You have two tasks. You must design a 3-switch lamp and a 4-switch lamp. It is recommended that you try the 3-switch lamp first. Your design will include a lightbulb, wires, switches and power sources. The design must follow these rules:
1. You may only use 1 lightbulb for each lamp. The 3-switch lamp can only have one power source, and the 4-switch lamp must have exactly two. You may use any number of wires.
2. Every flip of a switch, no matter the previous positions, must turn the lamp from on to off or off to on.
3. Each wire may connect to any number of switches, power sources, and other wires, and to the lightbulb.
4. Each switch has two separate positions to which wires can connect. If the switch is up, then all the wires connected to position 1 are considered connected to each other.
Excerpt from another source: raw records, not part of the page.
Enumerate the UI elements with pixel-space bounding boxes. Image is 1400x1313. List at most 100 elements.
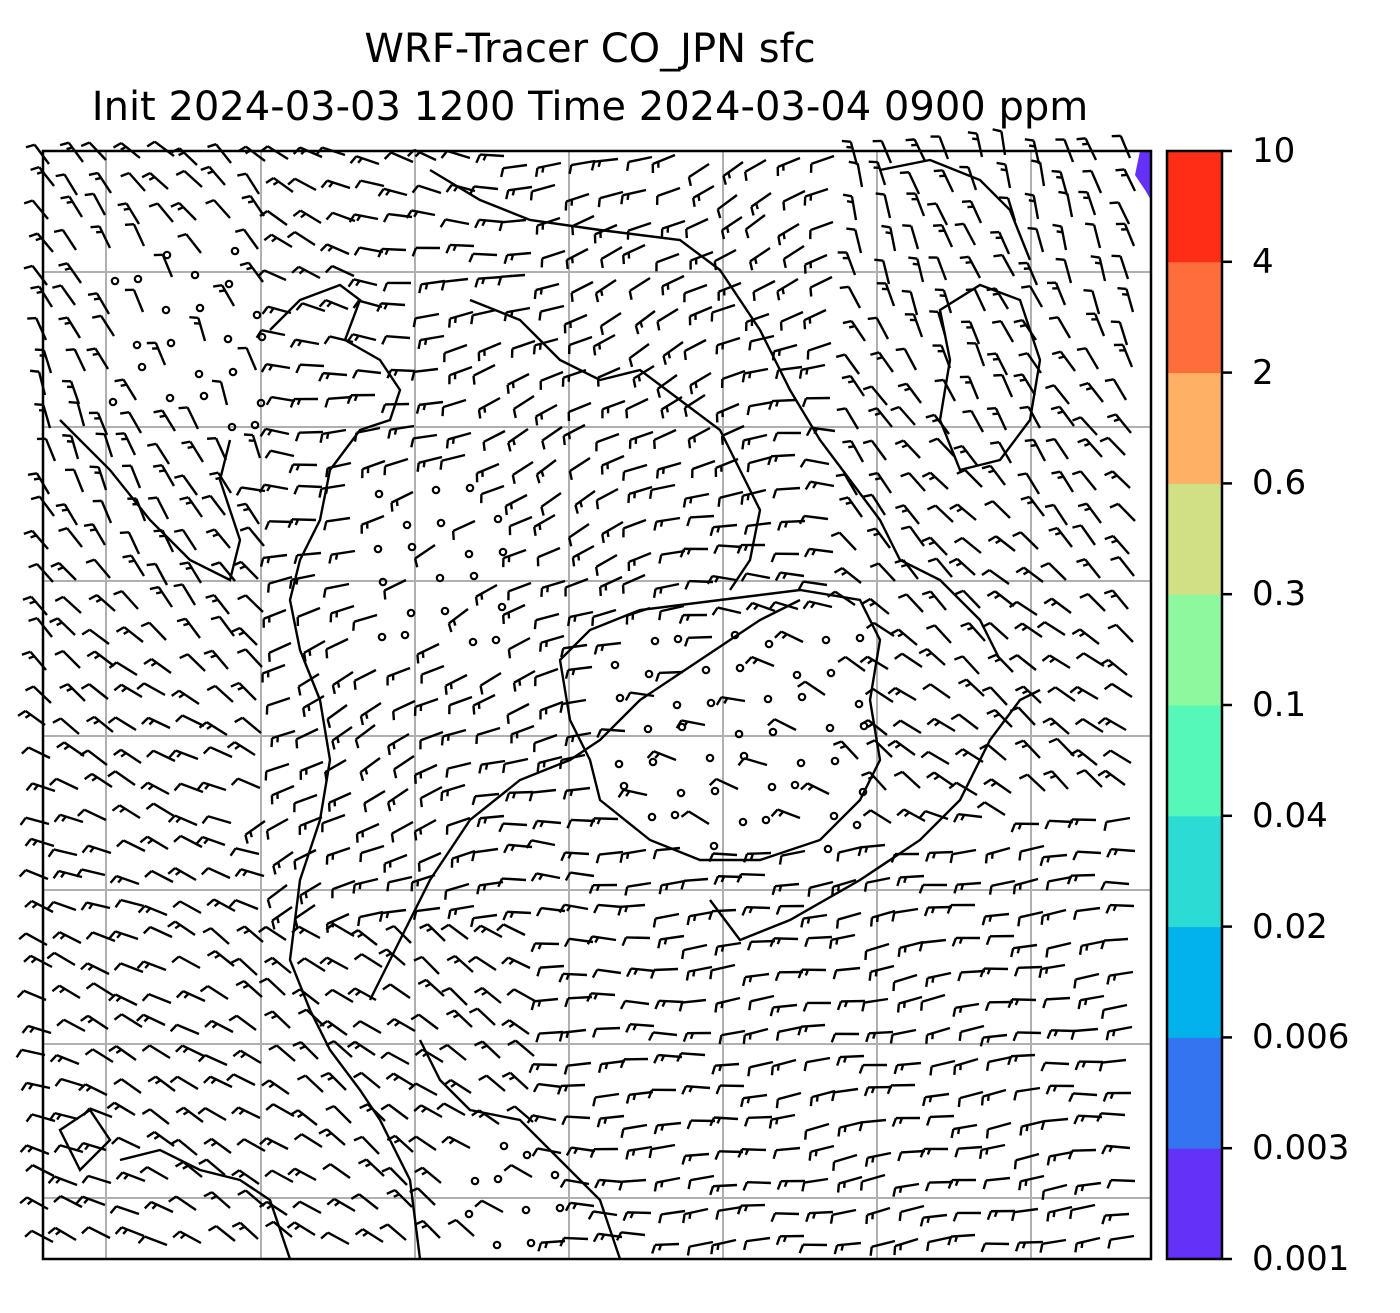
wind-barb [507,636,531,659]
wind-barb [1047,686,1076,702]
wind-barb [450,849,476,868]
wind-barb [346,333,377,343]
wind-barb [985,934,1015,946]
wind-barb [270,784,295,805]
wind-barb [508,515,533,536]
wind-barb [832,740,859,760]
wind-barb [924,1180,954,1192]
wind-barb [772,1146,801,1160]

If the switch is down, all the wires connected to position 2 are considered connected to each other.
5. The lightbulb turns on if and only if there exists a complete circuit that includes both the lightbulb and at least one power source.
6. A circuit is a sequence of wires, power sources, and the lightbulb where each is connected to the next item in the sequence (the last is connected to the first). No such sequence may list the same wire, power source, or the lightbulb twice.
I recommend that you denote the different wires with letters like A, B, C, etc.
(In reply to
re(2): Question by Avin)
As it is written, the puzzle ignores the possibility of short
circuiting. Looking back at my solution, it is destroyed by short
circuiting. I apologize for not being very faithful to reality,
but to solve this puzzle, I'm afraid you're going to have to accept the
contrived rules I wrote. That's what happens when I try to make
an elegant and difficult puzzle from a complicated set of rules.
Most sets of rules I tried were either impossible or trivial, and if I
changed the rules again, it might not work out right.
It has come to my attention that some people might think that both the
power source and light bulbs are connected to the "ground" or something
like that. This is not the case. For a circuit to exist
under these rules, there must be two disjoint routes from lightbulb to
battery.
Now, for a summary of how the rules differ from reality:
Batteries have no negative/positive ends to restrict flow of electricity to either direction.
No short circuiting is possible; if any circuit exists, the light turns on regardless of other circuits excluding the lightbulb.
A circuit may go through (list) a switch junction more than once.
The light bulb and power sources do not necessarily connect to the ground.
Some of the above differences are important, some are not.
Now, honestly, I don't take physics electricity and magnetism class
until next year. Perhaps I should have written the puzzle with a
different theme, so my rules wouldn't conflict with preexisting
knowledge of how electricity actually works.